CHP bu desteği almıyor olsaydı inanın bu vatan sathında işi çoktan biter ve daha Atatürk zamanında kapanmış olurdu. Devrimler de yapılamaz, Atatürk sirozdan değil fücceten ölürdü.
Bunlar fikirlerim, kimseye hakaret etmiyorum (5816’lık bir durum yok yàni) Şükürler olsun ki, havadan nem kapıp lağvedilen 163. Maddeden falan hakkımızda dâva açamayacakları bir döneme geldik ve bendeniz de «Fikir özgürlüğü» çerçevesinde “düşüncelerimi” yazabiliyorum.

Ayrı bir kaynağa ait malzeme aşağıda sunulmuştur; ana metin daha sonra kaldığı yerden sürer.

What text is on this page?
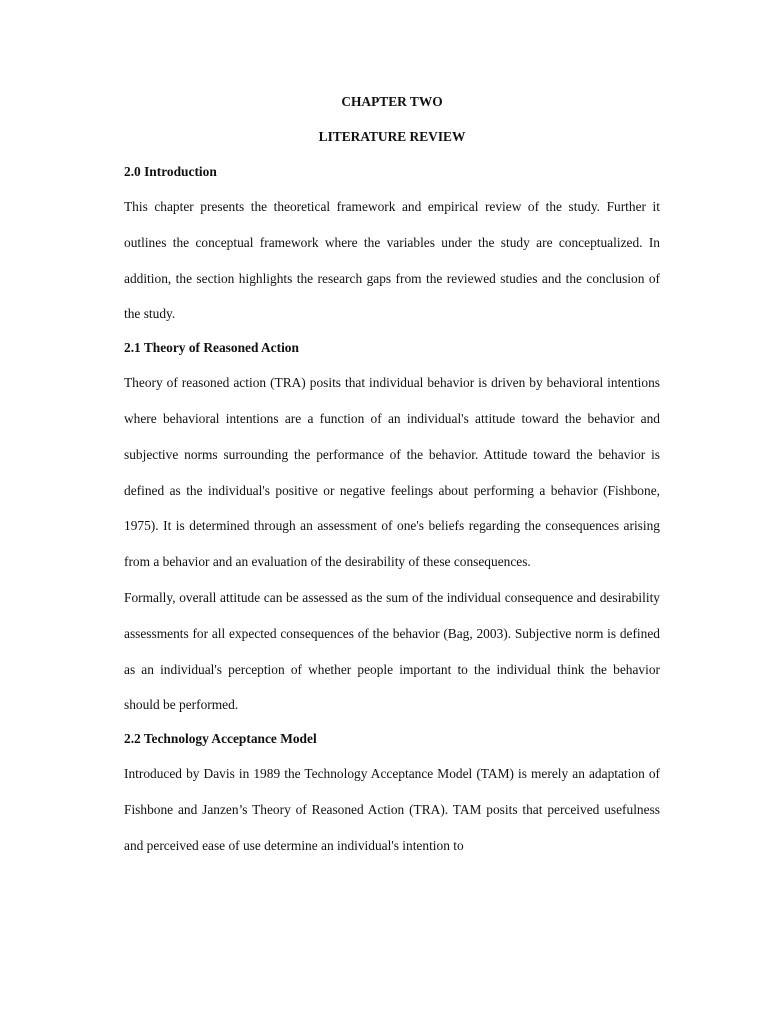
CHAPTER TWO

LITERATURE REVIEW

2.0 Introduction

This chapter presents the theoretical framework and empirical review of the study. Further it outlines the conceptual framework where the variables under the study are conceptualized. In addition, the section highlights the research gaps from the reviewed studies and the conclusion of the study.

2.1 Theory of Reasoned Action

Theory of reasoned action (TRA) posits that individual behavior is driven by behavioral intentions where behavioral intentions are a function of an individual's attitude toward the behavior and subjective norms surrounding the performance of the behavior. Attitude toward the behavior is defined as the individual's positive or negative feelings about performing a behavior (Fishbone, 1975). It is determined through an assessment of one's beliefs regarding the consequences arising from a behavior and an evaluation of the desirability of these consequences.

Formally, overall attitude can be assessed as the sum of the individual consequence and desirability assessments for all expected consequences of the behavior (Bag, 2003). Subjective norm is defined as an individual's perception of whether people important to the individual think the behavior should be performed.

2.2 Technology Acceptance Model

Introduced by Davis in 1989 the Technology Acceptance Model (TAM) is merely an adaptation of Fishbone and Janzen’s Theory of Reasoned Action (TRA). TAM posits that perceived usefulness and perceived ease of use determine an individual's intention to
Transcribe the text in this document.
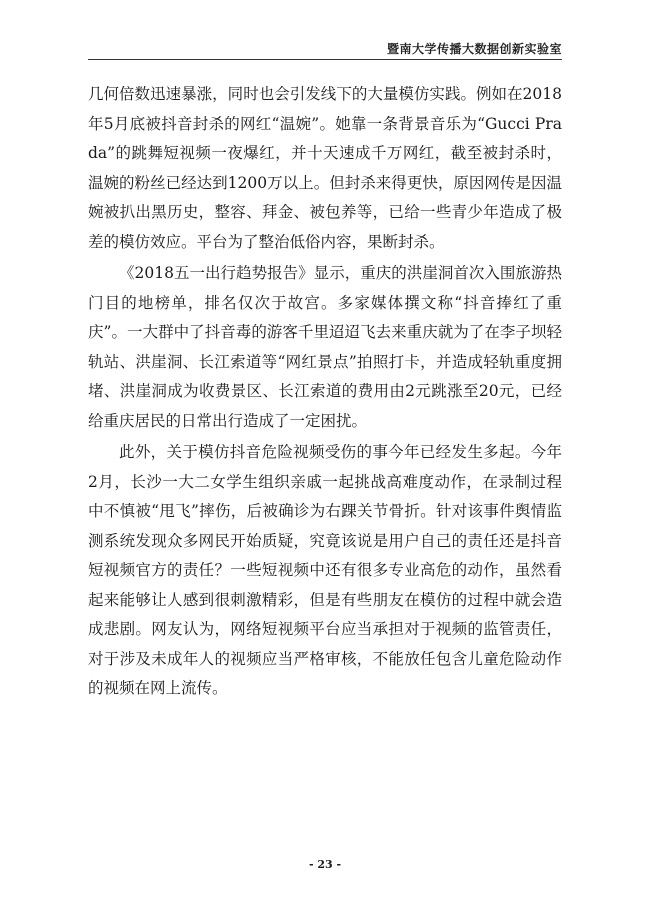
暨南大学传播大数据创新实验室

几何倍数迅速暴涨，同时也会引发线下的大量模仿实践。例如在2018年5月底被抖音封杀的网红“温婉”。她靠一条背景音乐为“Gucci Prada”的跳舞短视频一夜爆红，并十天速成千万网红，截至被封杀时，温婉的粉丝已经达到1200万以上。但封杀来得更快，原因网传是因温婉被扒出黑历史，整容、拜金、被包养等，已给一些青少年造成了极差的模仿效应。平台为了整治低俗内容，果断封杀。

《2018五一出行趋势报告》显示，重庆的洪崖洞首次入围旅游热门目的地榜单，排名仅次于故宫。多家媒体撰文称“抖音捧红了重庆”。一大群中了抖音毒的游客千里迢迢飞去来重庆就为了在李子坝轻轨站、洪崖洞、长江索道等“网红景点”拍照打卡，并造成轻轨重度拥堵、洪崖洞成为收费景区、长江索道的费用由2元跳涨至20元，已经给重庆居民的日常出行造成了一定困扰。

此外，关于模仿抖音危险视频受伤的事今年已经发生多起。今年2月，长沙一大二女学生组织亲戚一起挑战高难度动作，在录制过程中不慎被“甩飞”摔伤，后被确诊为右踝关节骨折。针对该事件舆情监测系统发现众多网民开始质疑，究竟该说是用户自己的责任还是抖音短视频官方的责任？一些短视频中还有很多专业高危的动作，虽然看起来能够让人感到很刺激精彩，但是有些朋友在模仿的过程中就会造成悲剧。网友认为，网络短视频平台应当承担对于视频的监管责任，对于涉及未成年人的视频应当严格审核，不能放任包含儿童危险动作的视频在网上流传。

- 23 -
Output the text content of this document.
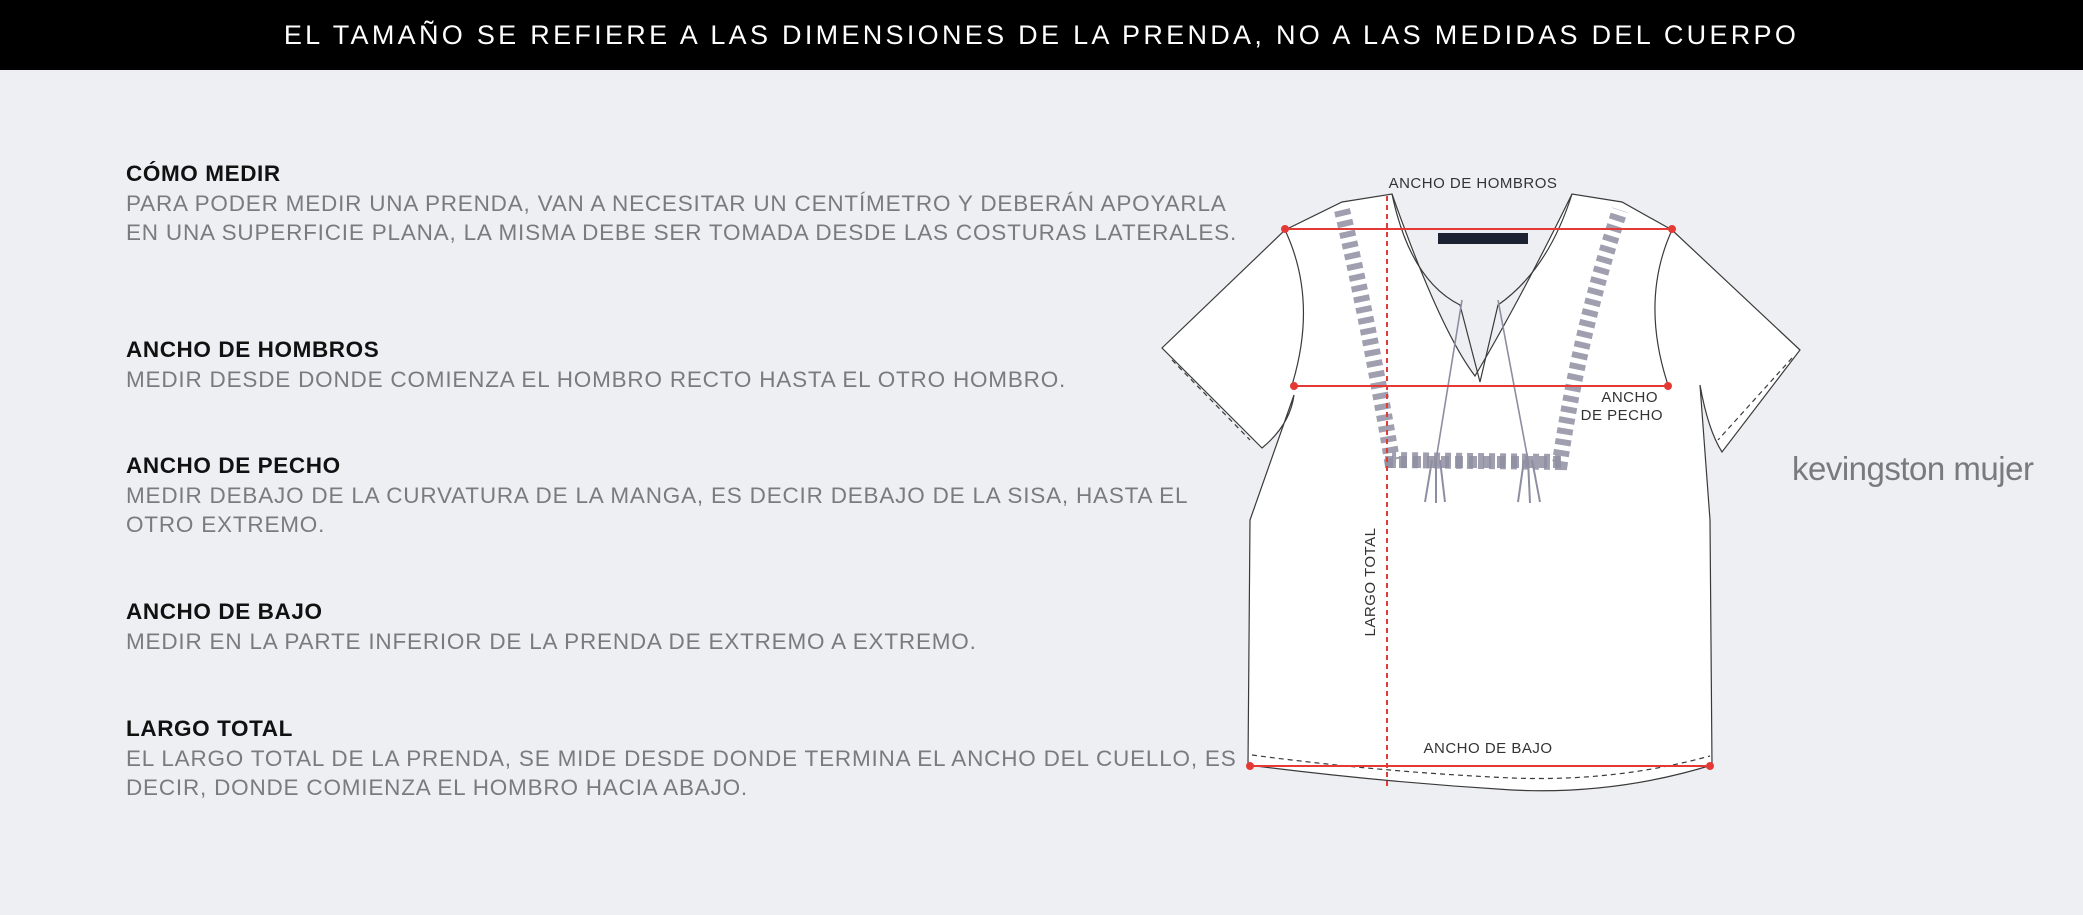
EL TAMAÑO SE REFIERE A LAS DIMENSIONES DE LA PRENDA, NO A LAS MEDIDAS DEL CUERPO
CÓMO MEDIR

PARA PODER MEDIR UNA PRENDA, VAN A NECESITAR UN CENTÍMETRO Y DEBERÁN APOYARLA

EN UNA SUPERFICIE PLANA, LA MISMA DEBE SER TOMADA DESDE LAS COSTURAS LATERALES.

ANCHO DE HOMBROS

MEDIR DESDE DONDE COMIENZA EL HOMBRO RECTO HASTA EL OTRO HOMBRO.

ANCHO DE PECHO

MEDIR DEBAJO DE LA CURVATURA DE LA MANGA, ES DECIR DEBAJO DE LA SISA, HASTA EL

OTRO EXTREMO.

ANCHO DE BAJO

MEDIR EN LA PARTE INFERIOR DE LA PRENDA DE EXTREMO A EXTREMO.

LARGO TOTAL

EL LARGO TOTAL DE LA PRENDA, SE MIDE DESDE DONDE TERMINA EL ANCHO DEL CUELLO, ES

DECIR, DONDE COMIENZA EL HOMBRO HACIA ABAJO.

ANCHO DE HOMBROS
ANCHO
DE PECHO
ANCHO DE BAJO
LARGO TOTAL
kevingston mujer
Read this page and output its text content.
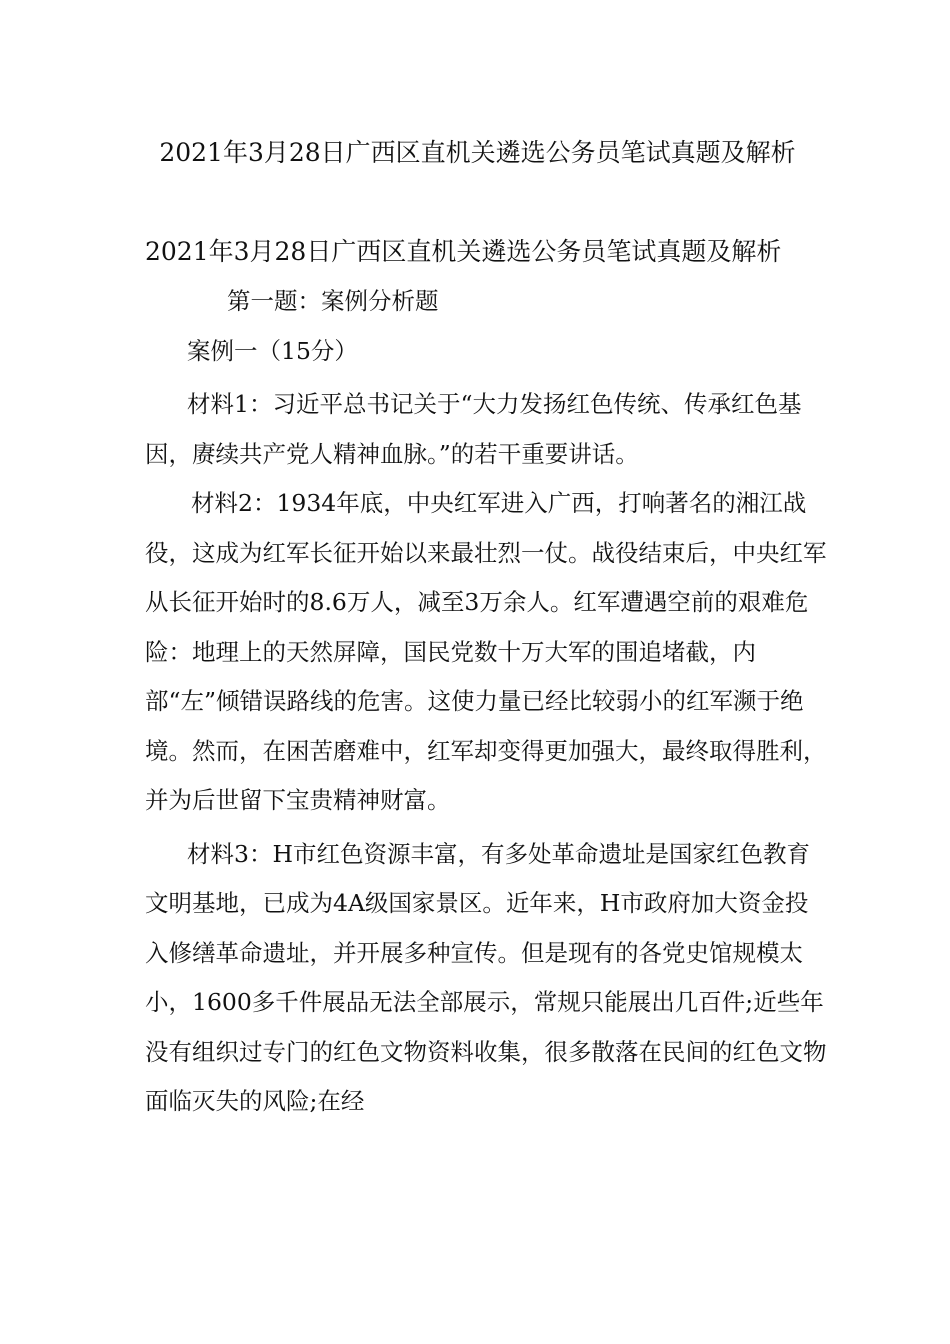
2021年3月28日广西区直机关遴选公务员笔试真题及解析

2021年3月28日广西区直机关遴选公务员笔试真题及解析

第一题：案例分析题

案例一（15分）

材料1：习近平总书记关于“大力发扬红色传统、传承红色基因，赓续共产党人精神血脉。”的若干重要讲话。

材料2：1934年底，中央红军进入广西，打响著名的湘江战役，这成为红军长征开始以来最壮烈一仗。战役结束后，中央红军从长征开始时的8.6万人，减至3万余人。红军遭遇空前的艰难危险：地理上的天然屏障，国民党数十万大军的围追堵截，内部“左”倾错误路线的危害。这使力量已经比较弱小的红军濒于绝境。然而，在困苦磨难中，红军却变得更加强大，最终取得胜利，并为后世留下宝贵精神财富。

材料3：H市红色资源丰富，有多处革命遗址是国家红色教育文明基地，已成为4A级国家景区。近年来，H市政府加大资金投入修缮革命遗址，并开展多种宣传。但是现有的各党史馆规模太小，1600多千件展品无法全部展示，常规只能展出几百件;近些年没有组织过专门的红色文物资料收集，很多散落在民间的红色文物面临灭失的风险;在经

“CHP’nin Amerika’dan destek aldığını isbatla” denileceğini bildiğim için iddiamı da açıklayacağım zaten… Takdir edersiniz ki bu matematik bir isbat gibi olmaz.
Asıl «Siyasi cinayetler olacak» dediğinde matematik isbat gerektirirdi ama böylesi içtimâî (veya sosyal diyelim) iddiaların ucu açık olduğu için bakın Kemal Bey bile çok konuşmadı! Ben niye başımı belâya sokayım?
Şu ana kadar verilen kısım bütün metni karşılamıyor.